I then noticed the mention of this Fred seemed to cast a gloomy note to the room and its occupants. All except for me, having never met anyone called Fred in all of my life. It was almost as if something horrible had happened to this Fred and not everyone had gotten over it quite yet.
"But who is that sweater for, Mum?" the one who'd been on the stairs beforehand asks the question that Ginny had asked before without an answer. "You've already finished the rest of the family's sweaters for this year. You even included one for Neville, Seamus, and Dean too. Who else is there?"
The maker takes a deep breath and I can audibly hear her gulp back tears that are more than likely forming in her eyes. I can't see by this point as they're all standing between the two of us. I wish that they'd move and allow me to comfort the maker. She really does take such great comfort from working on us.
It is then that the maker's husband comes into the room and sees how upset she is. He tells the other occupants of the room that the maker needs some room. They all seem to accept this as the final answer to the unanswered question and file out of the room whisper amongst themselves as they do.
"Are you alright, Mollywobbles?" the maker's husband asks, using a strange name must also mean the maker's name as well. I can't tell. But I do know this, the name seems to make her smile a bit.
"I was just finishing up with my final sweater for the year, dear," she says, indicating my basket where I wait patiently to have the gold yarn weaved into my pattern, marking me for my owner.
"Fred?"
She doesn't speak but nods as she wipes furiously at her eyes and heads back over to my basket. She picks me up with all the care that had used when setting me down. She gently runs her hands over the front and back of me. Up and down the sleeves that make up my arms and then she sits down once more and begins the work of marking me for my owner.
When she's done with the marking, I am put onto a table and something strange is put over me so that I can't feel the chill of the air anymore.
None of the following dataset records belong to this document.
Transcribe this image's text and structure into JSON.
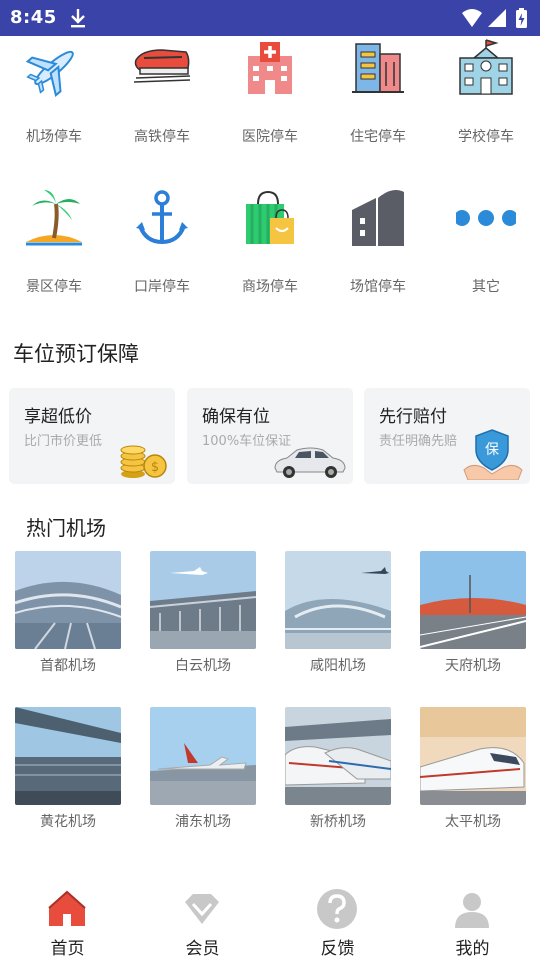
{
  "status_bar": {
    "time": "8:45",
    "icons": [
      "download-icon",
      "wifi-icon",
      "signal-icon",
      "battery-icon"
    ]
  },
  "categories": [
    {
      "label": "机场停车",
      "icon": "airplane-icon"
    },
    {
      "label": "高铁停车",
      "icon": "train-icon"
    },
    {
      "label": "医院停车",
      "icon": "hospital-icon"
    },
    {
      "label": "住宅停车",
      "icon": "residence-icon"
    },
    {
      "label": "学校停车",
      "icon": "school-icon"
    },
    {
      "label": "景区停车",
      "icon": "palm-island-icon"
    },
    {
      "label": "口岸停车",
      "icon": "anchor-icon"
    },
    {
      "label": "商场停车",
      "icon": "shopping-bag-icon"
    },
    {
      "label": "场馆停车",
      "icon": "venue-icon"
    },
    {
      "label": "其它",
      "icon": "more-dots-icon"
    }
  ],
  "guarantee": {
    "title": "车位预订保障",
    "cards": [
      {
        "title": "享超低价",
        "subtitle": "比门市价更低",
        "icon": "coins-icon"
      },
      {
        "title": "确保有位",
        "subtitle": "100%车位保证",
        "icon": "car-icon"
      },
      {
        "title": "先行赔付",
        "subtitle": "责任明确先赔",
        "icon": "shield-hand-icon",
        "shield_text": "保"
      }
    ]
  },
  "hot_airports": {
    "title": "热门机场",
    "items": [
      {
        "name": "首都机场"
      },
      {
        "name": "白云机场"
      },
      {
        "name": "咸阳机场"
      },
      {
        "name": "天府机场"
      },
      {
        "name": "黄花机场"
      },
      {
        "name": "浦东机场"
      },
      {
        "name": "新桥机场"
      },
      {
        "name": "太平机场"
      }
    ]
  },
  "bottom_nav": [
    {
      "label": "首页",
      "icon": "home-icon",
      "active": true
    },
    {
      "label": "会员",
      "icon": "diamond-icon",
      "active": false
    },
    {
      "label": "反馈",
      "icon": "question-icon",
      "active": false
    },
    {
      "label": "我的",
      "icon": "user-icon",
      "active": false
    }
  ],
  "colors": {
    "status_bar": "#3a43a8",
    "accent_red": "#e74c3c",
    "inactive_icon": "#c8c8c8"
  }
}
Not that I want to feel the chill of the air or anything like that. She steps back and takes a look at me with a smile. I am finally finished and perfect. I can feel the gentle hands of the maker folding me up and carefully setting me back into my basket. But what I don't know is that this is going to be the final time this basket is my bed for the night.
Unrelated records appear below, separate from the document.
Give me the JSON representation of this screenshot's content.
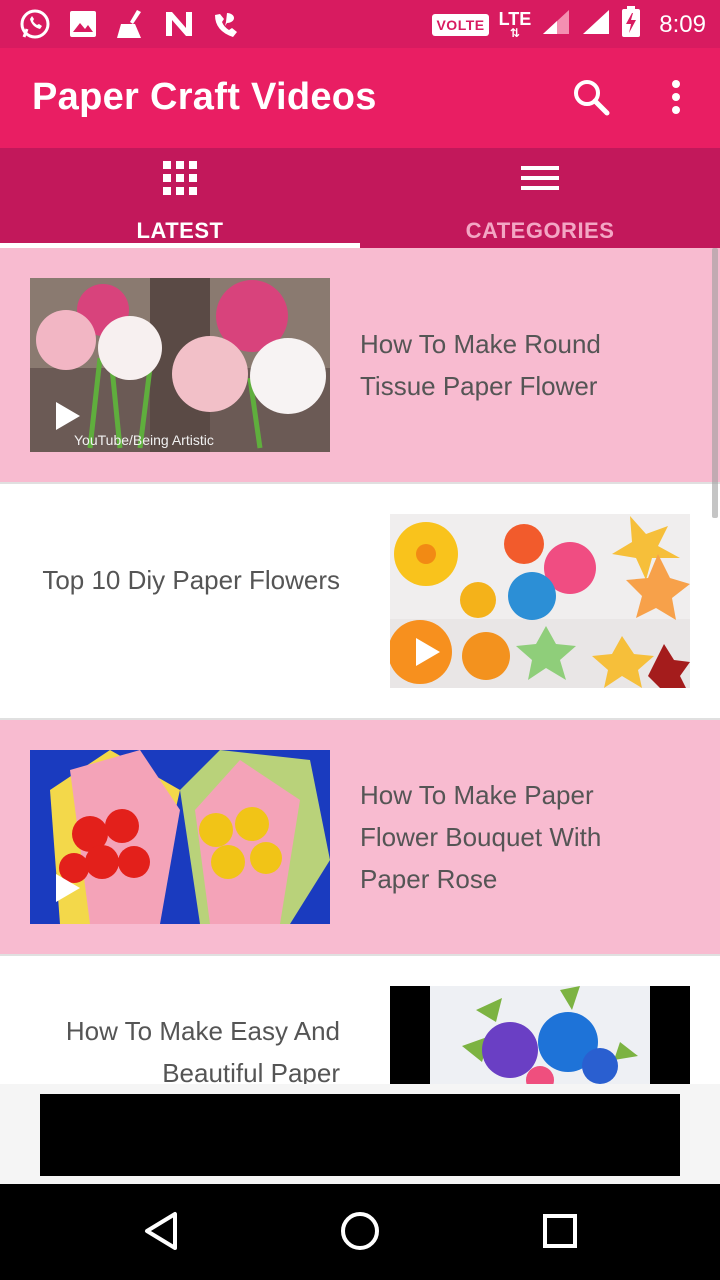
{
  "status_bar": {
    "volte": "VOLTE",
    "network": "LTE",
    "time": "8:09",
    "left_icons": [
      "whatsapp-icon",
      "image-icon",
      "cleaner-icon",
      "n-icon",
      "missed-call-icon"
    ]
  },
  "app_bar": {
    "title": "Paper Craft Videos",
    "search_icon": "search-icon",
    "more_icon": "more-vert-icon"
  },
  "tabs": [
    {
      "label": "LATEST",
      "icon": "grid-icon",
      "active": true
    },
    {
      "label": "CATEGORIES",
      "icon": "list-icon",
      "active": false
    }
  ],
  "videos": [
    {
      "title": "How To Make Round Tissue Paper Flower",
      "watermark": "YouTube/Being Artistic"
    },
    {
      "title": "Top 10 Diy Paper Flowers"
    },
    {
      "title": "How To Make Paper Flower Bouquet With Paper Rose"
    },
    {
      "title": "How To Make Easy And Beautiful Paper"
    }
  ],
  "colors": {
    "status_bar": "#d81b60",
    "app_bar": "#e91e63",
    "tab_bar": "#c2185b",
    "row_pink": "#f8bbd0",
    "row_white": "#ffffff",
    "title_text": "#555555"
  },
  "nav_bar": {
    "back_icon": "back-triangle-icon",
    "home_icon": "home-circle-icon",
    "recents_icon": "recents-square-icon"
  }
}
I wake to golden rays of sunshine on my face and the cold sense that I'm not at the comfortable house anymore. The maker is never going to smile kindly upon me anymore. I can see something overhead. A huge gray looming thing with strange carvings all over it.
"Little Freddie must have left one of his sweaters from your mother here the last time George and Angelina visited Fred's grave," the accented voice of the maker's eldest son's wife says.
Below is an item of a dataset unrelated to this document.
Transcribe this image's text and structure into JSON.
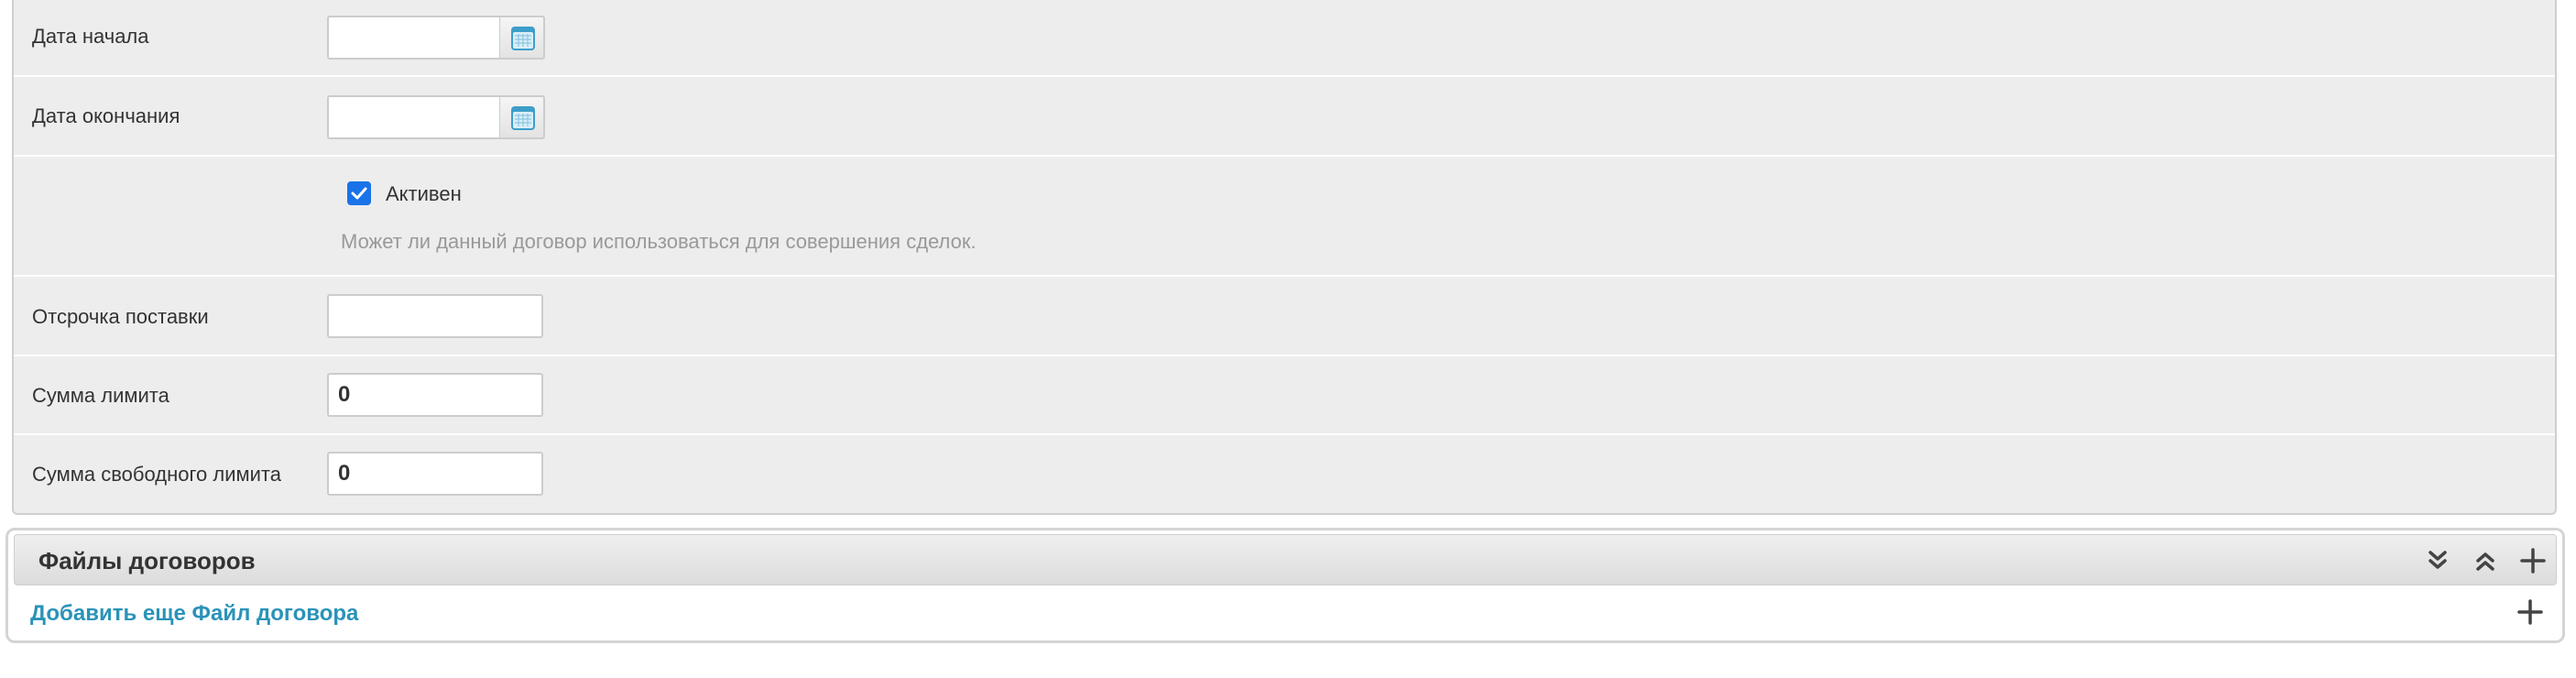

Once more gentle hands pick me up and fold me once more. Before I am put into an oversized purse I can see that thing that I was lying in front of was a gravestone. The carvings were words. The words formed a name. Fred Weasley.
"We give it back to him when we go over to George's for dinner tonight, Fleur," the maker's eldest son says, smiling down upon the grave. "See you next time, Fred."
Then we leave the gravesite and I am on to my new home. A home with a Fred that will be able to wear me proudly. Hopefully, he likes spearmint too.
I hope you all enjoyed The Prankster's Last Gift as much as I enjoyed writing it.